I have been writing my book on William Speirs Bruce for years (and years).For the past nine months I have been joined by a co=author John Dudeney.
John is in the Antarctic at present and I asked him to send me a short piece about his life there.
This is it:
I am sitting in my cabin on the Akademik Vavilov and outside my porthole is the Gerlache Strait, with the snow covered mountains and glaciers of the Northern Antarctic Peninsula towering over the ship. I have been fortunate enough to have had a career spanning 40 years living and working in and about the Antarctic, followed by a further ten years visiting every year as a guide/lecturer. So this trip is rather special to me, being 50 years since I first encountered, fell in love with Antarctica, and spent two years living here as a scientist and a Base Commander.
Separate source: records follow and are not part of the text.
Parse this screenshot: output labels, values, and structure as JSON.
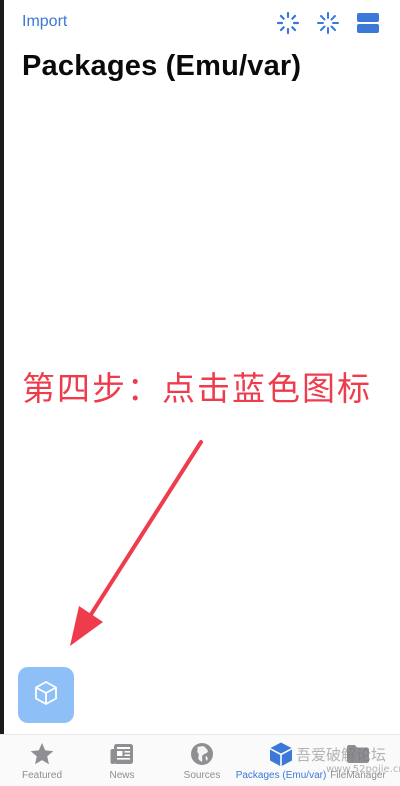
{
  "nav": {
    "import_label": "Import",
    "icons": [
      "spinner-icon",
      "sparkle-loading-icon",
      "list-layout-icon"
    ]
  },
  "page": {
    "title": "Packages (Emu/var)"
  },
  "annotation": {
    "text": "第四步：点击蓝色图标",
    "color": "#ee3c4d"
  },
  "fab": {
    "icon": "package-box-icon",
    "color": "#8ec0f7"
  },
  "tabs": [
    {
      "label": "Featured",
      "icon": "star-icon",
      "active": false
    },
    {
      "label": "News",
      "icon": "newspaper-icon",
      "active": false
    },
    {
      "label": "Sources",
      "icon": "globe-icon",
      "active": false
    },
    {
      "label": "Packages (Emu/var)",
      "icon": "package-box-icon",
      "active": true
    },
    {
      "label": "FileManager",
      "icon": "folder-icon",
      "active": false
    }
  ],
  "watermark": {
    "text": "吾爱破解论坛",
    "sub": "www.52pojie.cn"
  },
  "colors": {
    "accent": "#3b78d8",
    "inactive": "#8e8e93"
  }
}
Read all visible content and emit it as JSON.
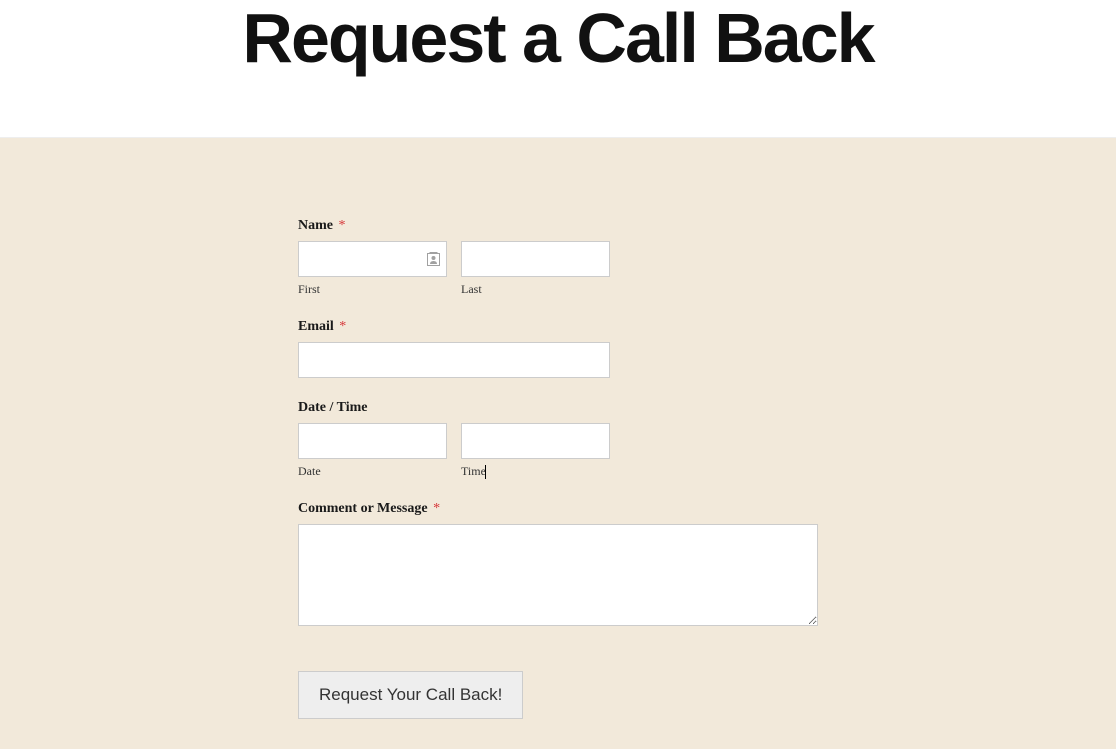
{
  "header": {
    "title": "Request a Call Back"
  },
  "form": {
    "name": {
      "label": "Name",
      "required": true,
      "first_sublabel": "First",
      "last_sublabel": "Last",
      "first_value": "",
      "last_value": ""
    },
    "email": {
      "label": "Email",
      "required": true,
      "value": ""
    },
    "datetime": {
      "label": "Date / Time",
      "required": false,
      "date_sublabel": "Date",
      "time_sublabel": "Time",
      "date_value": "",
      "time_value": ""
    },
    "comment": {
      "label": "Comment or Message",
      "required": true,
      "value": ""
    },
    "submit": {
      "label": "Request Your Call Back!"
    },
    "required_marker": "*"
  }
}
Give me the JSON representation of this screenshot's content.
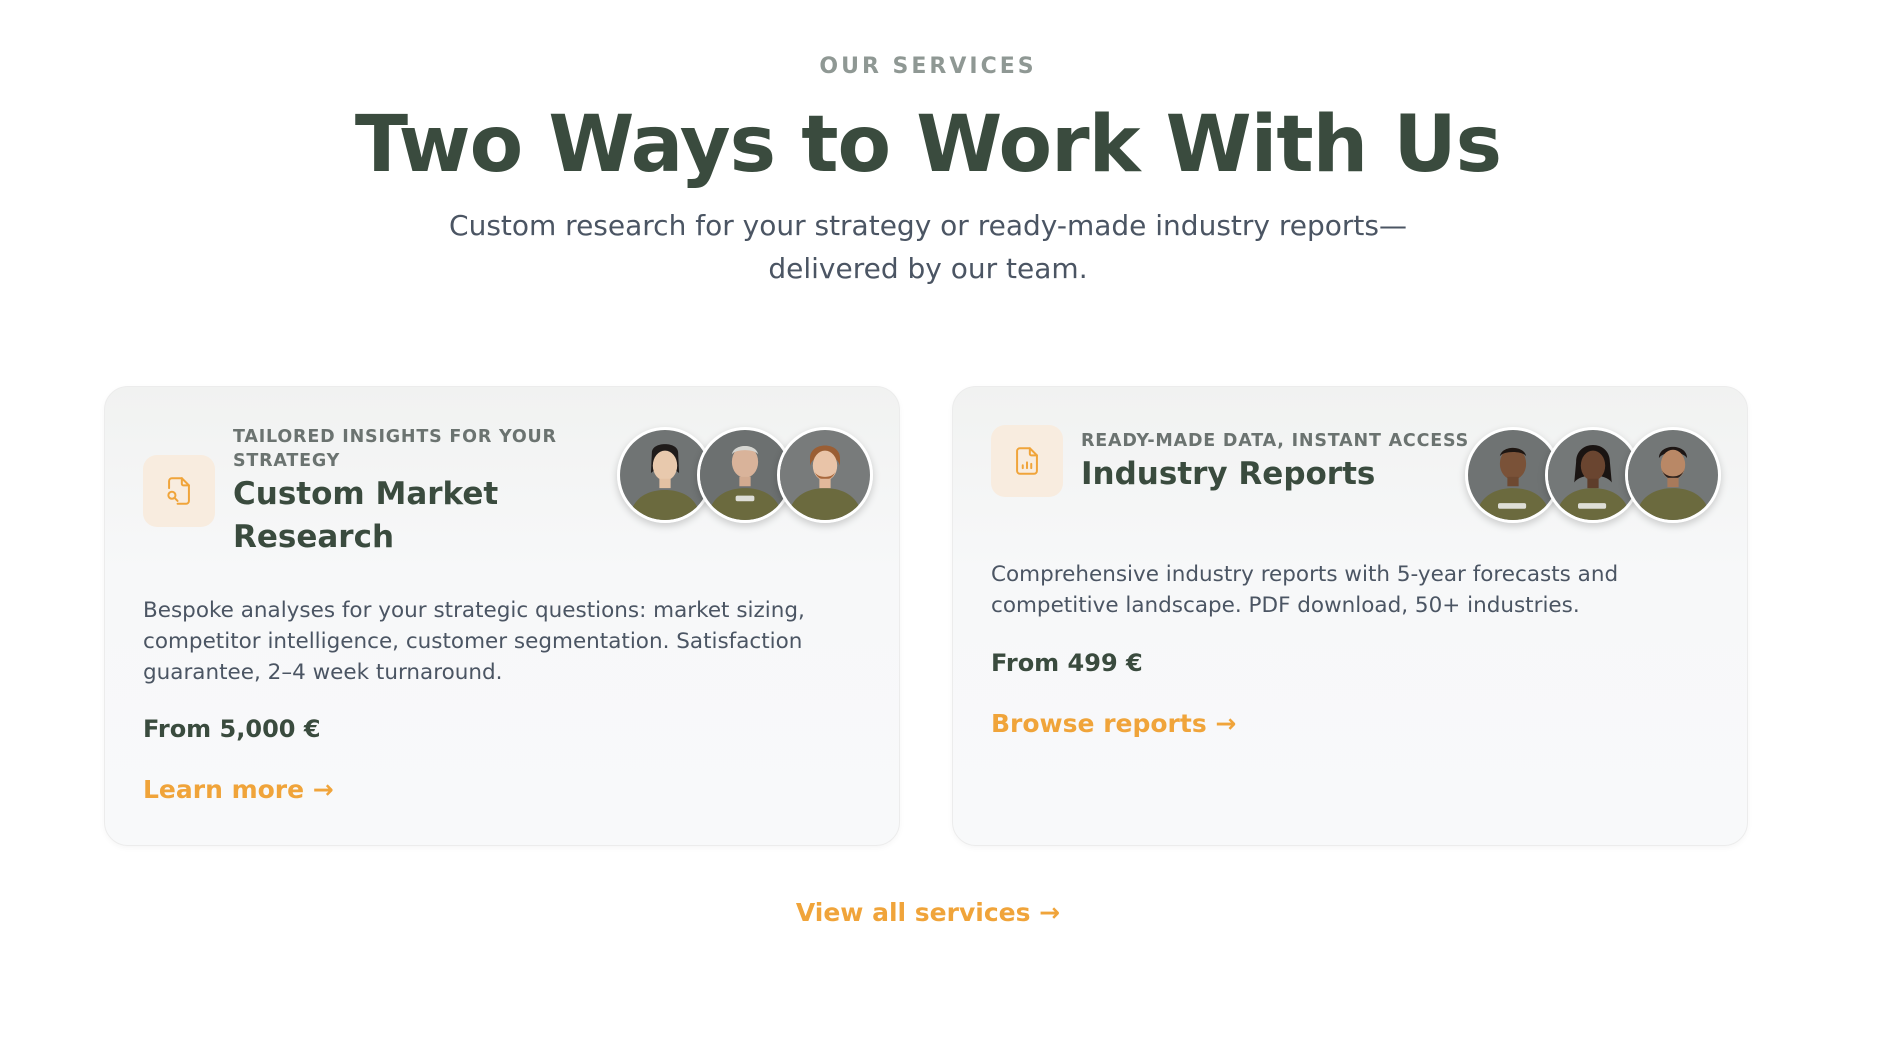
{
  "section": {
    "eyebrow": "OUR SERVICES",
    "title": "Two Ways to Work With Us",
    "subtitle_line1": "Custom research for your strategy or ready-made industry reports—",
    "subtitle_line2": "delivered by our team."
  },
  "cards": [
    {
      "icon": "document-search-icon",
      "kicker": "TAILORED INSIGHTS FOR YOUR STRATEGY",
      "title": "Custom Market Research",
      "description": "Bespoke analyses for your strategic questions: market sizing, competitor intelligence, customer segmentation. Satisfaction guarantee, 2–4 week turnaround.",
      "price": "From 5,000 €",
      "cta": "Learn more →"
    },
    {
      "icon": "document-chart-icon",
      "kicker": "READY-MADE DATA, INSTANT ACCESS",
      "title": "Industry Reports",
      "description": "Comprehensive industry reports with 5-year forecasts and competitive landscape. PDF download, 50+ industries.",
      "price": "From 499 €",
      "cta": "Browse reports →"
    }
  ],
  "footer_link": "View all services →",
  "colors": {
    "accent": "#f0a43a",
    "heading": "#3a4b3e",
    "icon_bg": "#f8ecdf",
    "hoodie": "#6b6a3e"
  }
}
Today the sea is calm and the wind light. Flocks of Cape Petrels with their characteristic black and white wing markings are swooping over the sea alongside the ship. The sea is continually being marked by the blows of humpback whales Port and Starboard of the ship, often “fluking” (diving and showing their tails as they do so) to feed on the rich harvest of krill. Sometimes we are thrilled by the sight on one of them “breaching” – leaping right out of the water – a fantastic sight with the majestic mountain landscape as a backdrop. Giant Petrels soar imperiously in the breeze alongside the ship, while their diminutive cousins –the Wilson Storm Petrels – dance over the sea surface, flitting to and fro as they feed on Krill. Occasionally groups of penguins will come porpoising by, busily going about their duties of collecting food for their chicks. And icefloes will have small groups of Crabeater seals lazing away in the sunshine.
Icebergs surround the ship in all sorts of shapes and sizes. Everyone is unique and their shapes make the imagination run wild. Their colours range from sparkling white to deem iridescent blue and green, and occasionally they are marked with lines of soil and ru bble which has come from the grinding of the glaciers as they slowly, so slowly, push their way to the sea.
Over the next few days, as the ship steams south we will have opportunities to land on the continent to hike and to just sit and contemplate penguins in their thousands in their colonies as they go about their business of rearing their young – defending them (mostly successfully) from the prowling predators – Skuas, Giant Petrels and Sheathbills.
What could be better? It certainly beats sitting at home with the barrage of Brexit and Trump news, non-news and speculation!